Greenpeace calls the three facilities "North Carolina's dirty data triangle." Coal, it says, is the most polluting of all fossil fuels and the world's single largest source of greenhouse gas emissions.

"The technologies of the 21st century are still largely powered by the dirty coal power of the past," the environmental group said in a report card on the IT sector in April, titled How Dirty is Your Power?

"People are pretty concerned about it," David Kessler, a Greenpeace spokesman in San Francisco.

In Lenoir, North Carolina, Google's $600-million, super-sized data centre offers employees the kind of unusual perks that were the hallmark of the high-flying dot-com era.

But Google chose Lenoir for more than just some nice handouts. It also wanted cheap electricity for those power-hungry servers.

North Carolina offers industrial customers one of the lowest electricity rates in the U.S. — 5.8 cents per kilowatt hour, versus the U.S. average of 6.7 cents.

It just so happens that the state's electricity is also some of the dirtiest in the country. Nearly two-thirds of the state's electricity comes from coal.

The IT industry is now responding by starting to improve the energy efficiency of its data centres.

But that's not enough, said Bill St. Arnaud, an engineer and green IT consultant in Ottawa. The Internet is growing so fast, he said, it's overtaking such efficiency gains. Besides, efficiency improvements alone won't wean the IT industry from using inexpensive and polluting coal, he said.

The real solution, he said, is for governments to impose measures like carbon taxes and emissions caps that make dirty energy less attractive financially.

"The planet is warming up, and it's going to get very bad. We need a price on carbon. It's the only way to get people to move off coal because coal is currently so cheap," he said.

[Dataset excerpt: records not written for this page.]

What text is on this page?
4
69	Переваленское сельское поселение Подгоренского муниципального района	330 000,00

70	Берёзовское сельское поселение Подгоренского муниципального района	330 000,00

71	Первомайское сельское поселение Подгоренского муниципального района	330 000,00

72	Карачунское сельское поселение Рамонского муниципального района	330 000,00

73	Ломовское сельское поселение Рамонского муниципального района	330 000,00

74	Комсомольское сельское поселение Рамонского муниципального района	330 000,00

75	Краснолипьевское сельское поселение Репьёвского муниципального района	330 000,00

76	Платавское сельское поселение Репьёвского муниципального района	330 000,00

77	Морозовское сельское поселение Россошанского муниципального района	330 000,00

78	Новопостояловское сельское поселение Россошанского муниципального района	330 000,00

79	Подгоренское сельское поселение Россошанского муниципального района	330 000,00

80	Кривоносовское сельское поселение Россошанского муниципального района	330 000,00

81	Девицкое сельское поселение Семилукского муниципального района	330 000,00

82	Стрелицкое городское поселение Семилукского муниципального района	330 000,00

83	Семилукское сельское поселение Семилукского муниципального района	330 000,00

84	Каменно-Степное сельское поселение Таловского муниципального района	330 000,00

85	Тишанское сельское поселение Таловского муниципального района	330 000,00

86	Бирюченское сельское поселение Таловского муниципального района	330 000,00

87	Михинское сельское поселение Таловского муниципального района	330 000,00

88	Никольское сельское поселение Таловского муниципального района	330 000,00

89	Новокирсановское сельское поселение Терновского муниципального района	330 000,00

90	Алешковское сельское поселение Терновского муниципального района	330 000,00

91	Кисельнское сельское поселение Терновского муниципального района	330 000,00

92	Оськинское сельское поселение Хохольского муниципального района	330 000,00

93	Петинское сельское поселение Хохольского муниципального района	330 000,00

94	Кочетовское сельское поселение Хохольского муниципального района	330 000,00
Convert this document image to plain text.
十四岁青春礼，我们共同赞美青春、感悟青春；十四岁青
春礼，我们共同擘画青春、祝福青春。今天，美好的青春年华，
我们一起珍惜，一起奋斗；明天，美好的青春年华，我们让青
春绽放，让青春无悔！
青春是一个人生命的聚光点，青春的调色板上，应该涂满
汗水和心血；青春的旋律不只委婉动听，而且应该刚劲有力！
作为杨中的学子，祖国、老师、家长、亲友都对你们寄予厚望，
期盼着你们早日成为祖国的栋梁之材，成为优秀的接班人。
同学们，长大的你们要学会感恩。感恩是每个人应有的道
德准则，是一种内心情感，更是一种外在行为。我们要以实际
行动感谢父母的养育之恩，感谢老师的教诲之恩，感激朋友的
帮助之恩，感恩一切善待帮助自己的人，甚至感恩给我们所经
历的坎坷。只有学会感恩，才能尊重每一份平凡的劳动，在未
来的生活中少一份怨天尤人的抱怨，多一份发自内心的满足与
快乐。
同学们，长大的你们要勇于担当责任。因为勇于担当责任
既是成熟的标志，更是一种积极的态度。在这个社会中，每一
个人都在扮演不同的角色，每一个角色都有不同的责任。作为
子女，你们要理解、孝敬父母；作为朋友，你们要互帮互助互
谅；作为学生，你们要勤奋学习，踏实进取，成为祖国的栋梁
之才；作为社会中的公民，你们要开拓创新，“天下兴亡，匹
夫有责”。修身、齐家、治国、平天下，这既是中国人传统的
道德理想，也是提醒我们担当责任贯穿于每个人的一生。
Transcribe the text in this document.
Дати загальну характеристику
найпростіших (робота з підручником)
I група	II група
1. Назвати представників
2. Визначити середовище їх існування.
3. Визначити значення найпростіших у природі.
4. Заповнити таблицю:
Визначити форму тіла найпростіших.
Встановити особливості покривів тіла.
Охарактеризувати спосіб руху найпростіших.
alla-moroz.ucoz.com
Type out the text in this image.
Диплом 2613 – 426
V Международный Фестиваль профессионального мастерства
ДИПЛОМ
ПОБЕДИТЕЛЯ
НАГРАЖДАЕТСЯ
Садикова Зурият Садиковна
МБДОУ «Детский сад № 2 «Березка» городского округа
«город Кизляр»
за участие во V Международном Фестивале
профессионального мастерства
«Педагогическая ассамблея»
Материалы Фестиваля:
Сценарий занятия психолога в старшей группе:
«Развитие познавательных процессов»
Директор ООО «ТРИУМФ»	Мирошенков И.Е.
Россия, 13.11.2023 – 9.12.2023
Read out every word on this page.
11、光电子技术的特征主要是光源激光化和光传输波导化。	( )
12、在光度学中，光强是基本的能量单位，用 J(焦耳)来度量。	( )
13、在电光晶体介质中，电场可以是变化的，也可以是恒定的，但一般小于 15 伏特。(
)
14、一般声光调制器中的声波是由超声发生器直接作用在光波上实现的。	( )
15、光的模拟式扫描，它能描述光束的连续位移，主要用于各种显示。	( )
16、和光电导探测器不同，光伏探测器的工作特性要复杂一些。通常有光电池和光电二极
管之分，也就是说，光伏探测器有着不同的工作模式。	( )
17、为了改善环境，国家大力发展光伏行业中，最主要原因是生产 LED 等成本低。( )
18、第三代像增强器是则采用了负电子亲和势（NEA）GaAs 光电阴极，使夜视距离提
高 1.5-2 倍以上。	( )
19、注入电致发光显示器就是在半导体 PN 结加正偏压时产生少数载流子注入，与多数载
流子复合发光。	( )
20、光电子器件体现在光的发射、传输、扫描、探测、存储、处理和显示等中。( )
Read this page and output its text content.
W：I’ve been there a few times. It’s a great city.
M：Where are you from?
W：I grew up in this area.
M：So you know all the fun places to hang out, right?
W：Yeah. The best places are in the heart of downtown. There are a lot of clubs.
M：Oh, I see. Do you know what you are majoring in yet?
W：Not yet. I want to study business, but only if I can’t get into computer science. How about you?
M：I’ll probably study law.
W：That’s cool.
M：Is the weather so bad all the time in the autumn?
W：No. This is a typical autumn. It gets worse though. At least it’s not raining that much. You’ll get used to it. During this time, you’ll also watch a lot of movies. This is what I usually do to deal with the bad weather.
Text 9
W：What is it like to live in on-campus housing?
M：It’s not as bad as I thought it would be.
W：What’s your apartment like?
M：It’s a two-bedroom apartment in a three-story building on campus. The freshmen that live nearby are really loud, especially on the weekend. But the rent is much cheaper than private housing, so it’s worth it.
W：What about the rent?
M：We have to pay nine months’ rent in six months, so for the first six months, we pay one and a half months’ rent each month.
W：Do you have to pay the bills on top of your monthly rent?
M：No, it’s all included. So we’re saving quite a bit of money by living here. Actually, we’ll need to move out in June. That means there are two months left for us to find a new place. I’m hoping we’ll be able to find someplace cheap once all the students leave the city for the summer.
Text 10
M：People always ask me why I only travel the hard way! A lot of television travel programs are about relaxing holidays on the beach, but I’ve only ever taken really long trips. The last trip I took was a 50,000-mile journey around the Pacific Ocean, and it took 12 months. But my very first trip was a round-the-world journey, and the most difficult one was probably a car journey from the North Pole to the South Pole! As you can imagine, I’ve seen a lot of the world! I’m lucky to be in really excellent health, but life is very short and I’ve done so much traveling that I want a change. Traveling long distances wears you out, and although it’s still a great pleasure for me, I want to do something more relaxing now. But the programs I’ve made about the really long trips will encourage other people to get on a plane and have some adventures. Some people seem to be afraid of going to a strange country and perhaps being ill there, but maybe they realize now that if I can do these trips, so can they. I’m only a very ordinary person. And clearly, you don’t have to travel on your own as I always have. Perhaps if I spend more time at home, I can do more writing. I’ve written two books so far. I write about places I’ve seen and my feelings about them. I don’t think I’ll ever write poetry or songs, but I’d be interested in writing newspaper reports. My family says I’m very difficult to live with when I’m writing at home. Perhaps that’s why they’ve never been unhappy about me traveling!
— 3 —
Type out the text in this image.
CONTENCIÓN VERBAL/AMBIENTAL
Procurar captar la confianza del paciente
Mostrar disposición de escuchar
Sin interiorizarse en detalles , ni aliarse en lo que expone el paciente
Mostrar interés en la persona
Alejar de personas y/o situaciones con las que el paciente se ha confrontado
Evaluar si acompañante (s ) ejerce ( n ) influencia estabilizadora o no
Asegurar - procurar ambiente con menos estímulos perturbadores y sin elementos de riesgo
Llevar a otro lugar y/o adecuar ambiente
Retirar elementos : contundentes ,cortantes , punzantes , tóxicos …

"We have to move from this fossil fuel fiesta to a smarter economy."

Some seeking to reduce the Internet's carbon footprint point to a homegrown solution: the GreenStar Network.

GreenStar, which is based at Montreal's ETS, is an alternative Internet that runs on small data centres powered solely by cleaner renewable energy, like wind, solar and hydroelectric power.

GreenStar is growing quickly because of the huge worldwide demand for green IT, St. Arnaud said. Since being launched last fall with a core of five green data centres in Canada, the network has expanded to include 15 other data centres in Europe and the U.S., mostly at universities and a few small industrial partners. Others are planned for China and Africa.

"Our biggest problem is meeting demand. We've demonstrated that we can build an Internet that's as reliable as the normal Internet, but without using dirty energy," St. Arnaud said.

The province says the market for green IT will be worth $600 billion annually worldwide by 2013.